Again, we’re very likely talking about a transient member of the locker room, given that the Kings would like to recoup assets rather than raise the opportunity that they’d have nothing to show six months from now after having traded Pearson, who carried significant value in recent seasons. But even though Hagelin isn’t really a scorer – his individual .45 Goals/60 in 2017-18 would’ve ranked between Alex Iafallo and Andy Andreoff – he has some solid underlying metrics that have allowed him to consistently average between 15:14 and 15:57 per game, dating back to 2013-14. Over the last three years he has averaged between 2:16 and 2:32 of shorthanded time per game, so Los Angeles will replace a solid defensive player capable of killing penalties with another player who probably has a shade better defensive awareness and penalty killing reliability.

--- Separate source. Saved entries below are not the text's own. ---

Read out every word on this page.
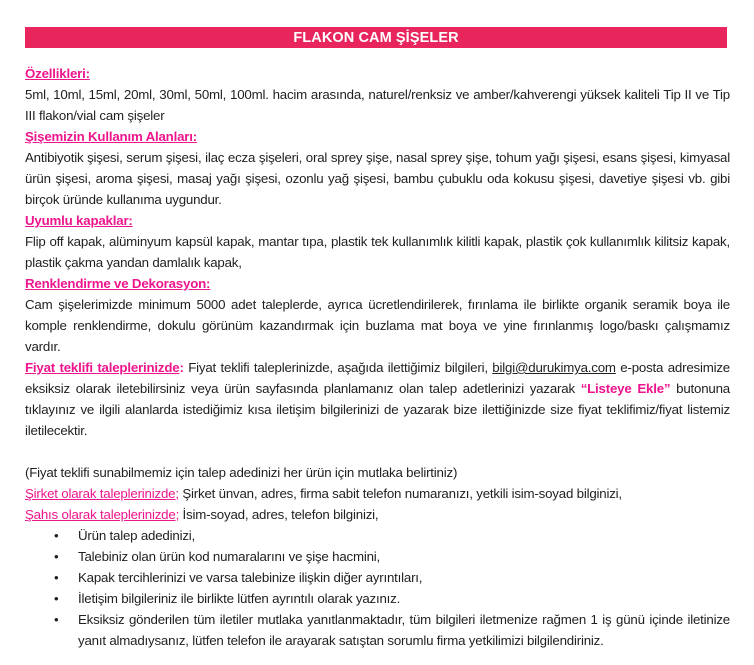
FLAKON CAM ŞİŞELER

Özellikleri:

5ml, 10ml, 15ml, 20ml, 30ml, 50ml, 100ml. hacim arasında, naturel/renksiz ve amber/kahverengi yüksek kaliteli Tip II ve Tip III flakon/vial cam şişeler

Şişemizin Kullanım Alanları:

Antibiyotik şişesi, serum şişesi, ilaç ecza şişeleri, oral sprey şişe, nasal sprey şişe, tohum yağı şişesi, esans şişesi, kimyasal ürün şişesi, aroma şişesi, masaj yağı şişesi, ozonlu yağ şişesi, bambu çubuklu oda kokusu şişesi, davetiye şişesi vb. gibi birçok üründe kullanıma uygundur.

Uyumlu kapaklar:

Flip off kapak, alüminyum kapsül kapak, mantar tıpa, plastik tek kullanımlık kilitli kapak, plastik çok kullanımlık kilitsiz kapak, plastik çakma yandan damlalık kapak,

Renklendirme ve Dekorasyon:

Cam şişelerimizde minimum 5000 adet taleplerde, ayrıca ücretlendirilerek, fırınlama ile birlikte organik seramik boya ile komple renklendirme, dokulu görünüm kazandırmak için buzlama mat boya ve yine fırınlanmış logo/baskı çalışmamız vardır.

Fiyat teklifi taleplerinizde: Fiyat teklifi taleplerinizde, aşağıda ilettiğimiz bilgileri, bilgi@durukimya.com e-posta adresimize eksiksiz olarak iletebilirsiniz veya ürün sayfasında planlamanız olan talep adetlerinizi yazarak “Listeye Ekle” butonuna tıklayınız ve ilgili alanlarda istediğimiz kısa iletişim bilgilerinizi de yazarak bize ilettiğinizde size fiyat teklifimiz/fiyat listemiz iletilecektir.

(Fiyat teklifi sunabilmemiz için talep adedinizi her ürün için mutlaka belirtiniz)

Şirket olarak taleplerinizde; Şirket ünvan, adres, firma sabit telefon numaranızı, yetkili isim-soyad bilginizi,

Şahıs olarak taleplerinizde; İsim-soyad, adres, telefon bilginizi,

• Ürün talep adedinizi,
• Talebiniz olan ürün kod numaralarını ve şişe hacmini,
• Kapak tercihlerinizi ve varsa talebinize ilişkin diğer ayrıntıları,
• İletişim bilgileriniz ile birlikte lütfen ayrıntılı olarak yazınız.
• Eksiksiz gönderilen tüm iletiler mutlaka yanıtlanmaktadır, tüm bilgileri iletmenize rağmen 1 iş günü içinde iletinize yanıt almadıysanız, lütfen telefon ile arayarak satıştan sorumlu firma yetkilimizi bilgilendiriniz.
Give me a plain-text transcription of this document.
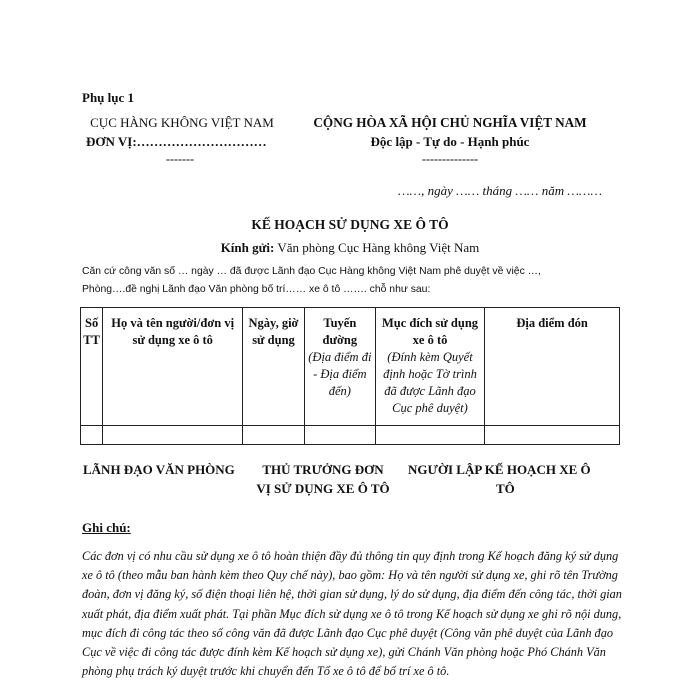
Phụ lục 1
CỤC HÀNG KHÔNG VIỆT NAM
ĐƠN VỊ:…………………………
-------
CỘNG HÒA XÃ HỘI CHỦ NGHĨA VIỆT NAM
Độc lập - Tự do - Hạnh phúc
--------------
……, ngày …… tháng …… năm ………
KẾ HOẠCH SỬ DỤNG XE Ô TÔ
Kính gửi: Văn phòng Cục Hàng không Việt Nam
Căn cứ công văn số … ngày … đã được Lãnh đạo Cục Hàng không Việt Nam phê duyệt về việc …,
Phòng….đề nghị Lãnh đạo Văn phòng bố trí…… xe ô tô ……. chỗ như sau:
Số TT	Họ và tên người/đơn vị sử dụng xe ô tô	Ngày, giờ sử dụng	Tuyến đường
(Địa điểm đi - Địa điểm đến)	Mục đích sử dụng xe ô tô
(Đính kèm Quyết định hoặc Tờ trình đã được Lãnh đạo Cục phê duyệt)	Địa điểm đón

LÃNH ĐẠO VĂN PHÒNG	THỦ TRƯỞNG ĐƠN
VỊ SỬ DỤNG XE Ô TÔ
NGƯỜI LẬP KẾ HOẠCH XE Ô
TÔ
Ghi chú:
Các đơn vị có nhu cầu sử dụng xe ô tô hoàn thiện đầy đủ thông tin quy định trong Kế hoạch đăng ký sử dụng xe ô tô (theo mẫu ban hành kèm theo Quy chế này), bao gồm: Họ và tên người sử dụng xe, ghi rõ tên Trường đoàn, đơn vị đăng ký, số điện thoại liên hệ, thời gian sử dụng, lý do sử dụng, địa điểm đến công tác, thời gian xuất phát, địa điểm xuất phát. Tại phần Mục đích sử dụng xe ô tô trong Kế hoạch sử dụng xe ghi rõ nội dung, mục đích đi công tác theo số công văn đã được Lãnh đạo Cục phê duyệt (Công văn phê duyệt của Lãnh đạo Cục về việc đi công tác được đính kèm Kế hoạch sử dụng xe), gửi Chánh Văn phòng hoặc Phó Chánh Văn phòng phụ trách ký duyệt trước khi chuyển đến Tổ xe ô tô để bố trí xe ô tô.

He played his 500th career regular season game on November 3 and won Stanley Cups with Pittsburgh in 2016 and 2017, totaling six goals and 16 points in 24 games during the 2016 run as part of 121 career playoff games.
Hagelin has been a consistent play-driver in his career. He’s always maintained a positive, year-end CF%Rel, an impressive attribute considering he played for the tightly structured Penguins, who’ve been one of the best forechecking teams in the league when they’ve been going well. His CF%Rel ranged between +2.6% and +4.1% over the last four years.
But this is still essentially at best a lateral move, one that removes a player from the Kings’ roster who’s below the average age on the team.
“Like, players, they’re smart, they can see what’s going on, and they know that if things don’t change then they will have more changes,” Desjardins said. “You’re not going to just sit and go, ‘well, this is fine, this is OK, we’re good with this.’ So changes will occur. Do you want to see it? No, you don’t. That’s not what you want to have happen. But we have to realize if we don’t play better, things like that will happen, so it’s up to us to take charge of it.”